The emergency meal infrastructure spans 14 strategically distributed public school campuses across the district, offering free, nutritious breakfast and lunch options to any child aged 18 and younger while regular school term operations are closed.
The summer program is tightly engineered across three separate academic tiers to streamline food distribution logistics.
Four HCS elementary schools, including Loris Elementary, will anchor the first tier from June 10 through July 7, opening their cafeterias for breakfast from 7 to 8 a.m. and lunch from 10:30 to 11 a.m.
The second tier extends through July 14 across six middle school and alternative sites, including North Myrtle Beach Middle School.
The final high school tier runs through July 17 at four local campuses, including both Loris and North Myrtle Beach High.
Both the middle and high school facilities will limit operations to a lunch-only window from 10:30 to 11 a.m., with high school sites executing a mandatory operational pause from June 29 through July 3 to accommodate federal mid-summer holiday schedules.
To comply with rigid USDA regulatory standards and ensure baseline safety protocols, HCS officials confirmed that all summer meals must be consumed entirely on-site.

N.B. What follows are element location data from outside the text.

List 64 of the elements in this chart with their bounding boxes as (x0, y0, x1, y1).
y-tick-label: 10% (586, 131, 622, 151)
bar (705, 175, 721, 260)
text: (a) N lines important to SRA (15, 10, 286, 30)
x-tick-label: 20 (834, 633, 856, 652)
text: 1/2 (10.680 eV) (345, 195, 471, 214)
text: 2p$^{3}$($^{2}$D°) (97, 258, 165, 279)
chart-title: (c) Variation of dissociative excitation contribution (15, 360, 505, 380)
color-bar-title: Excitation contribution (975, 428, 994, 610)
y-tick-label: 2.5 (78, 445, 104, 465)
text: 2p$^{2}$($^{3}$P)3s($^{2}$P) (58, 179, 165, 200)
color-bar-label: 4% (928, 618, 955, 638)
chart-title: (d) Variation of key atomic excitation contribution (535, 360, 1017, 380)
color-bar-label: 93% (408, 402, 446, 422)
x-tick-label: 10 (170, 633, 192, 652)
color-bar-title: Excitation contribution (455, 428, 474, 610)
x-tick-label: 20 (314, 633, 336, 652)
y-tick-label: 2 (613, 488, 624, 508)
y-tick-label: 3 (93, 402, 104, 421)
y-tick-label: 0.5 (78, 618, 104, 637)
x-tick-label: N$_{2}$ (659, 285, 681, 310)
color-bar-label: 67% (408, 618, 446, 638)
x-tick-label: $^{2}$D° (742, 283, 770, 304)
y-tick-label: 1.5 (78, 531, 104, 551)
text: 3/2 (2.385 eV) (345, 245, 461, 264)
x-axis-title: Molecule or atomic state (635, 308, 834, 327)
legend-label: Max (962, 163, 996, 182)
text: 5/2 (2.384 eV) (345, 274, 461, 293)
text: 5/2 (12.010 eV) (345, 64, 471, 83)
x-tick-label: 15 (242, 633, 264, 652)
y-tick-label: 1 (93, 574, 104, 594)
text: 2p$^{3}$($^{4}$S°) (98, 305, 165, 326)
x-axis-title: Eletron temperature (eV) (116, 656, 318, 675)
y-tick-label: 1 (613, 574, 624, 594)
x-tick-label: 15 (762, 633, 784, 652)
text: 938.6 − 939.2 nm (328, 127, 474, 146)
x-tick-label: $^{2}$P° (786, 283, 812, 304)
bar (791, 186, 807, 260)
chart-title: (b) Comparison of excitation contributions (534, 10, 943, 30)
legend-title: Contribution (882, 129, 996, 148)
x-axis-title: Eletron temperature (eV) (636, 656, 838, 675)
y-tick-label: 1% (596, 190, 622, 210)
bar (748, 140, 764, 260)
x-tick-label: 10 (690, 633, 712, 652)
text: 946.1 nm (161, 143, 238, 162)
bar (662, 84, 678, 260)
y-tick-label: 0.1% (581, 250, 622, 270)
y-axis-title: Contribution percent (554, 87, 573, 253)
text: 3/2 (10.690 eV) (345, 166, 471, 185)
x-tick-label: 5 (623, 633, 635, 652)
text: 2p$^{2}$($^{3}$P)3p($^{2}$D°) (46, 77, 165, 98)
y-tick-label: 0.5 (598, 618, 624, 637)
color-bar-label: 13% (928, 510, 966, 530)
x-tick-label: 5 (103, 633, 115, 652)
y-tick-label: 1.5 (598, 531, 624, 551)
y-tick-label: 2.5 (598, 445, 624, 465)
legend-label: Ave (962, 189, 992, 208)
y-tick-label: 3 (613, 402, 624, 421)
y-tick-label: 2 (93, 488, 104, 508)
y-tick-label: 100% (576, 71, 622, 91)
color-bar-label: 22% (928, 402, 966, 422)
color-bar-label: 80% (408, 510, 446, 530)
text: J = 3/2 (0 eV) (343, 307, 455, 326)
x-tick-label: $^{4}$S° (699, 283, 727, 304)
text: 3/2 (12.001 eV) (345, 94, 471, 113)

Additionally, the district requires all participating children to be accompanied by an adult chaperone, though families are permitted to utilize whichever of the 14 participating school facilities is closest to their residence.
Officials emphasized that the program acts as a critical lifeline for local working-class households, bridging the nutritional gap for thousands of students who rely heavily on school-year meal subsidies but face immediate, severe food shortages when the standard academic calendar concludes in June.